なんだろう。やっぱり若い子が好きって話だろうか。
彼の呟きにどう返して良いものか思案するも浮かばず沈黙する。


「ワシも“ダリアさん”って言った方がいいじゃろうか?」

「えっ。」


今更な提案に思わず顔を上げて、慌てて首を横に振る。
そんな、せっかく仲良くなってきたと思ったのに……。


「い、いえ、ダリア……で。呼び捨てで良いです。」

「でも、ワシが呼び捨てで、ダリアが“カクさん”は、変じゃろう?」


困ったように眉を下げる彼に、こちらも困ってしまう。


「ああ、そうじゃ。ワシが“ダリアさん”なんて呼ぶより、ダリアがワシを呼び捨てにした方が簡単じゃな。」


左手の手の平にポン、と軽く握った右手を乗せ、さも良い事を思いついたという顔で彼がこちらを見る。
思わず立ち止まって彼の顔を見つめる私に、彼も足を止める。


「そう思わんか?ワシらは、上司部下でもない、職長同士対等じゃ。

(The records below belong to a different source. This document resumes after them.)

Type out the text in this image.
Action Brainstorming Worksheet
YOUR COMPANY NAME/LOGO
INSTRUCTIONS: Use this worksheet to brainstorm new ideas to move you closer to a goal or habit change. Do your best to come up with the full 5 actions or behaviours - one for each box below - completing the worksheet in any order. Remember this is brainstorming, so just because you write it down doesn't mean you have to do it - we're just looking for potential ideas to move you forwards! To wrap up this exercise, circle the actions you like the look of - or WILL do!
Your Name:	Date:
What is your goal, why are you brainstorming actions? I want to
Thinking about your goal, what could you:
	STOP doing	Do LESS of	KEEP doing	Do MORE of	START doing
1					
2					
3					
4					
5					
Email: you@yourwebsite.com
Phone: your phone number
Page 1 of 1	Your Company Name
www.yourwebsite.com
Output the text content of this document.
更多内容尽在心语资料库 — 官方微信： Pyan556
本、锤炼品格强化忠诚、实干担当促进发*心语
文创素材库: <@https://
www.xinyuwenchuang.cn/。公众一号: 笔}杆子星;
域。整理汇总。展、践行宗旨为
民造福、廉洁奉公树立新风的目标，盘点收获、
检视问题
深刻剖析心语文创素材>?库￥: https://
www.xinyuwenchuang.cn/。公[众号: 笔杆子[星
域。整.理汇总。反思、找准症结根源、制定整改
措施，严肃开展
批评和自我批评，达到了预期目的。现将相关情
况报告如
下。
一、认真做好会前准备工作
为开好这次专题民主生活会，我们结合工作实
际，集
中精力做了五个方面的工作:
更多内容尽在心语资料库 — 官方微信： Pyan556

」

「……。」


答えない私に彼は私と向き合うように立ち、両手を私の肩に乗せた。


「ほら、“カク”じゃ。言ってみろ。……これから“カクさん”って言っても返事せんからな。」


私が彼の名を呼ぶのを促すように、私の顔を覗き込んでくる。


「……ほら。呼んでみろ。」

「っ……。」

「…………ダリア。」

「……。」


覗き込んでいる顔が、鼻先がついてしまうそうな位置まで近づき、声の出し方など忘れてしまった。
声の出せない現実の自分の代わりに、どうしようどうしようどうしよう。と頭の中には叫んでいる自分で一杯だ。


「ダリア……早く。」


近い位置で促され、石が詰まってしまったような喉からようやく声を絞り出した。


「…………カク。」


瞬間、ごちゃごちゃとパニックになっていた私の頭は、綺麗に真っ白になった。
これ以上無いほど近づいたカクの顔を、私は目も閉じずに瞬きもせずに見つめていた。


ただ、触れただけのキスは、きっとほんの少しの時間だったけど、永遠のように感じた。